Add **`.github/workflows/release-notes.yml`** at the repo root, triggered on `push: tags: ['v*']`:

- collect commits since the previous `v*` tag
  (`git describe --tags --abbrev=0 --match 'v*' "${TAG}^"`, then `git log "$RANGE" … > commits.txt`);
- summarize them headless with Claude into grouped notes
  (`claude -p "$PROMPT" --model claude-haiku-4-5 < commits.txt > notes.md`, with headings *What's New /
  Bug Fixes / Breaking Changes / Developer Notes*);
- publish with `gh release create` / `gh release edit --notes-file notes.md` (job needs
  `permissions: contents: write`).

> Fire only on `v*` **release tags** — not the `checkpoint/c*` workshop tags — so cutting a checkpoint
> doesn't trigger a release.

---

## 7. Wire up secrets and verify the pipeline

```bash
# add the API key as a repo Actions secret (never commit it)
gh secret set ANTHROPIC_API_KEY
```

Confirm Actions is enabled on your fork, then:

- open a **demo PR** and confirm the **AI code review** workflow runs and a comment appears;
- push a **`v*` tag** and confirm **AI release notes** are generated on the Release.

---

## ✅ Checkpoint — you're done when:

- [ ] `dotnet test` is green: `AgentService` unit tests (happy / multi-tool / error / cancellation) **and**
      the edge-case pass (iteration cap / unknown tool / empty result).
- [ ] The `IAgentLlm` / `IAgentConversation` seam lives in Core, the `AnthropicAgentLlm` adapter holds all
      SDK handling in Api, and `AgentService.RunAsync` drives the seam.
- [ ] At least one **TestContainers** test passes with Docker running (Qdrant; SQL Server too if you did
      the stretch with `EnsureCreated()`), and the suite still passes with Docker stopped (auto-skip).
- [ ] A PR triggers the **AI code-review** workflow and a comment appears.
- [ ] A `v*` tag push produces AI-generated **release notes** on the Release.
- [ ] `ANTHROPIC_API_KEY` is an Actions **secret** (not committed) and both workflows use **Haiku**.

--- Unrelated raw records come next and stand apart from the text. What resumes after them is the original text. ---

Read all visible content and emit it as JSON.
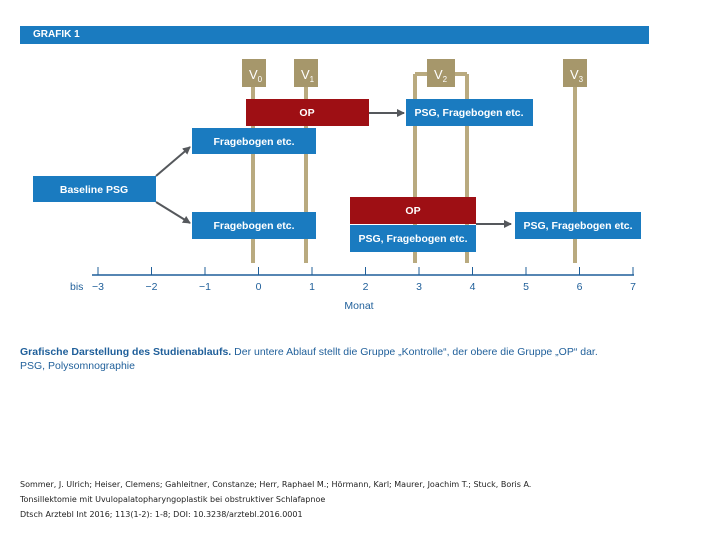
{
  "figure": {
    "title": "GRAFIK 1",
    "colors": {
      "header": "#1a7bc0",
      "blue_box": "#1a7bc0",
      "red_box": "#9e0f14",
      "visit_line": "#b9aa7f",
      "visit_label_bg": "#a6976b",
      "arrow": "#55585c"
    },
    "visits": [
      {
        "label_main": "V",
        "label_sub": "0"
      },
      {
        "label_main": "V",
        "label_sub": "1"
      },
      {
        "label_main": "V",
        "label_sub": "2"
      },
      {
        "label_main": "V",
        "label_sub": "3"
      }
    ],
    "boxes": {
      "baseline": "Baseline PSG",
      "op_upper": "OP",
      "psg_upper": "PSG, Fragebogen etc.",
      "frage_upper": "Fragebogen etc.",
      "frage_lower": "Fragebogen etc.",
      "op_lower": "OP",
      "psg_lower_mid": "PSG, Fragebogen etc.",
      "psg_lower_right": "PSG, Fragebogen etc."
    },
    "axis": {
      "prefix": "bis",
      "ticks": [
        "−3",
        "−2",
        "−1",
        "0",
        "1",
        "2",
        "3",
        "4",
        "5",
        "6",
        "7"
      ],
      "label": "Monat"
    }
  },
  "caption": {
    "bold": "Grafische Darstellung des Studienablaufs.",
    "rest": " Der untere Ablauf stellt die Gruppe „Kontrolle“, der obere die Gruppe „OP“ dar.",
    "line2": "PSG, Polysomnographie"
  },
  "citation": [
    "Sommer, J. Ulrich; Heiser, Clemens; Gahleitner, Constanze; Herr, Raphael M.; Hörmann, Karl; Maurer, Joachim T.; Stuck, Boris A.",
    "Tonsillektomie mit Uvulopalatopharyngoplastik bei obstruktiver Schlafapnoe",
    "Dtsch Arztebl Int 2016; 113(1-2): 1-8; DOI: 10.3238/arztebl.2016.0001"
  ]
}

When all the boxes are checked, your branch matches `checkpoint/c9-tests-cicd`.

---

## What's next

**C10 (Section 6) — responsible-AI hardening:** the final pass adds prompt-injection defense, token
budgets, and an audit log — and the quality gate can fail the build on critical review findings. The CI
review and tests you built here become the safety net guarding every later change.